Pros: You might already have LocalDB installed.

Cons: Requires access to a SQL Server instance or installation of LocalDB.

4. HTTP API for Executing PowerShell Scripts

This method relies on a lightweight service which listens to port 8888 and executes PowerShell commands sent over HTTP. The PowerShell team has released this script/service as an alternative to the SOAP heavy Windows Remote Management, for more details please read the associated blog post: Simple HTTP api for Executing PowerShell Scripts. The service itself is written in PowerShell and the 300 lines of code are very easy to follow and adapt to the relevant scenario.

Once I have downloaded, installed and imported the module, I start an instance by using the commandlet Start-HTTPListener.

Start-httpListener

To get the current user in Power Query I make an HTTP call to localhost:8888 with system command whoami.

// Based on running the simple HTTP API service from:
// https://blogs.msdn.microsoft.com/powershell/2014/09/29/simple-http-api-for-executing-powershell-scripts/
let
output = Json.Document(Web.Contents("http://localhost:8888/?command=whoami&quot;))
in
output
view raw UserNameHTTPapi.m hosted with ❤ by GitHub

Back in the PowerShell console, the flag -verbose provides more details to what is happening behind the scenes:

whoami

Pros: This method can be expanded to sourcing the output from other system commands as well as PowerShell commandlets.

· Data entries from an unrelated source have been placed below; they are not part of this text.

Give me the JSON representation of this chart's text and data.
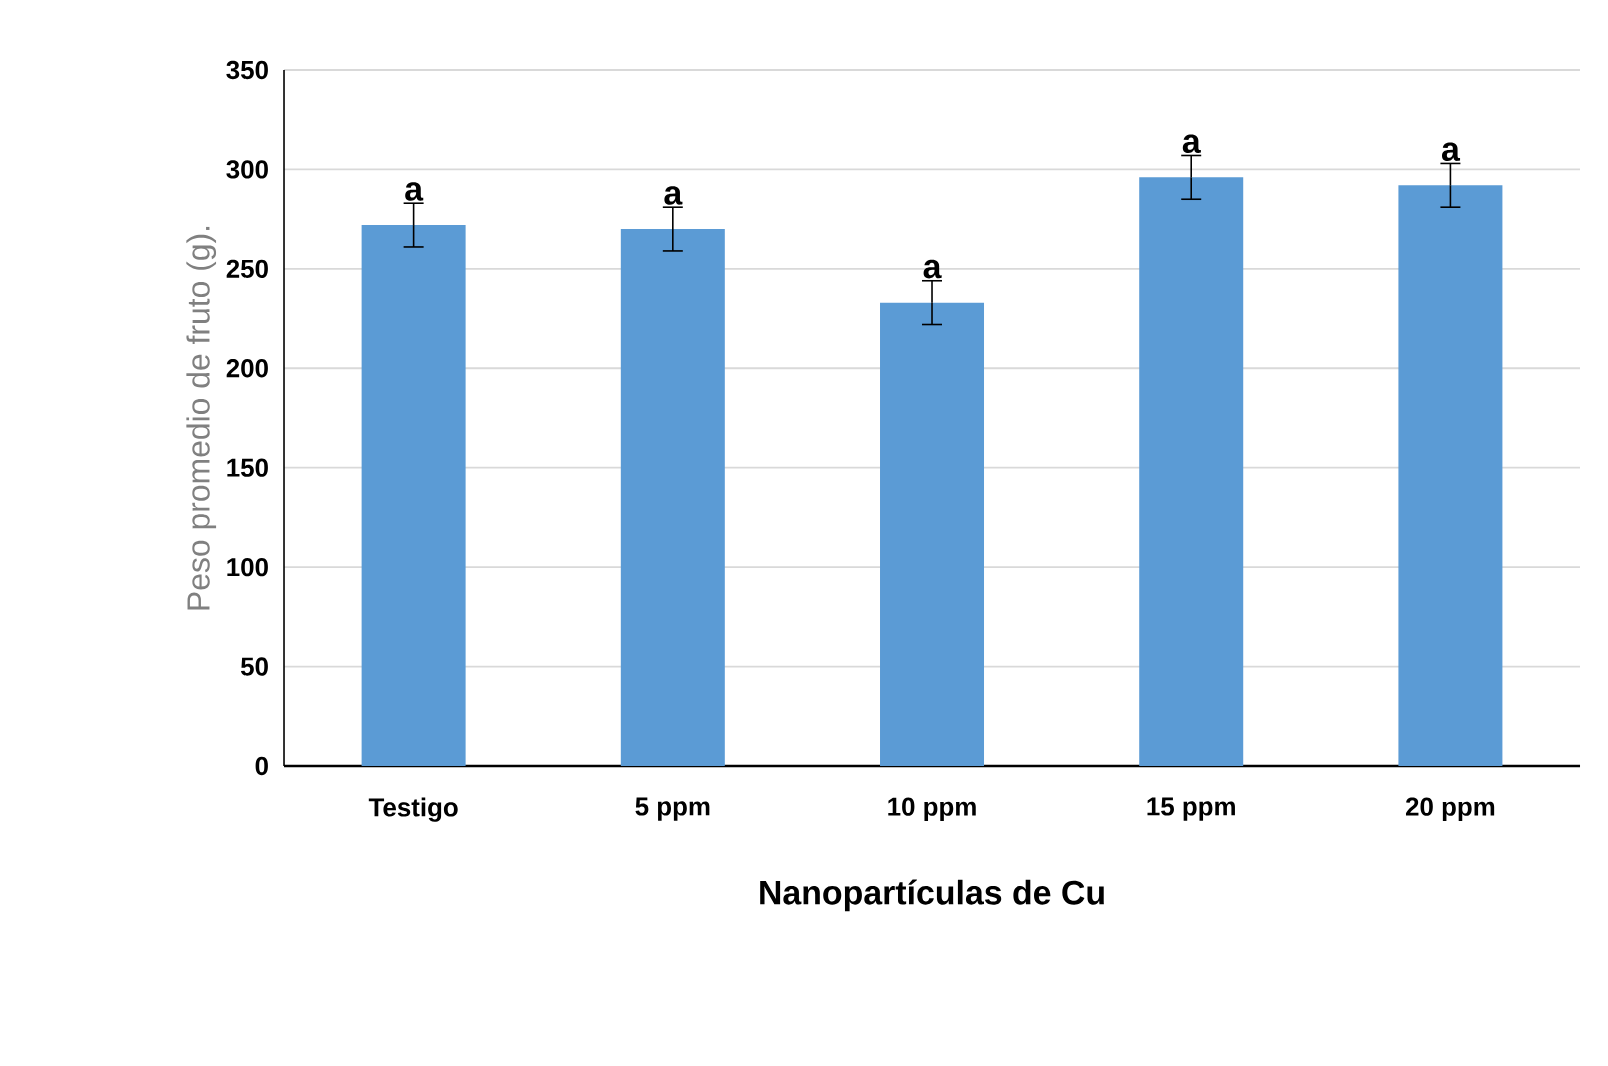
{
  "chart_data": {
    "type": "bar",
    "xlabel": "Nanopartículas de Cu",
    "ylabel": "Peso promedio de fruto (g).",
    "categories": [
      "Testigo",
      "5 ppm",
      "10 ppm",
      "15 ppm",
      "20 ppm"
    ],
    "values": [
      272,
      270,
      233,
      296,
      292
    ],
    "errors": [
      11,
      11,
      11,
      11,
      11
    ],
    "color": "#5b9bd5",
    "ylim": [
      0,
      350
    ],
    "yticks": [
      0,
      50,
      100,
      150,
      200,
      250,
      300,
      350
    ],
    "grid": "y",
    "annotations": [
      {
        "text": "a",
        "x": "Testigo",
        "y": 283
      },
      {
        "text": "a",
        "x": "5 ppm",
        "y": 281
      },
      {
        "text": "a",
        "x": "10 ppm",
        "y": 244
      },
      {
        "text": "a",
        "x": "15 ppm",
        "y": 307
      },
      {
        "text": "a",
        "x": "20 ppm",
        "y": 303
      }
    ]
  }
}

Cons: Introduces an additional dependency which might interfere with users’ execution policies. The PowerShell commandlet has to be running in the background.

IMAO

We shouldn’t be asking Power BI team to implement only small utilities like UserName() or CookBreakfast(). Instead we should see the bigger problem and ask for a bigger hammer. I would want Power BI to expose a functions for parsing the console output, this would help with accessing a lot of obsolete data sources as well as standard system commands. Or if we would like to keep only to system specific domain how about having a connector for WMI the same as SSIS does?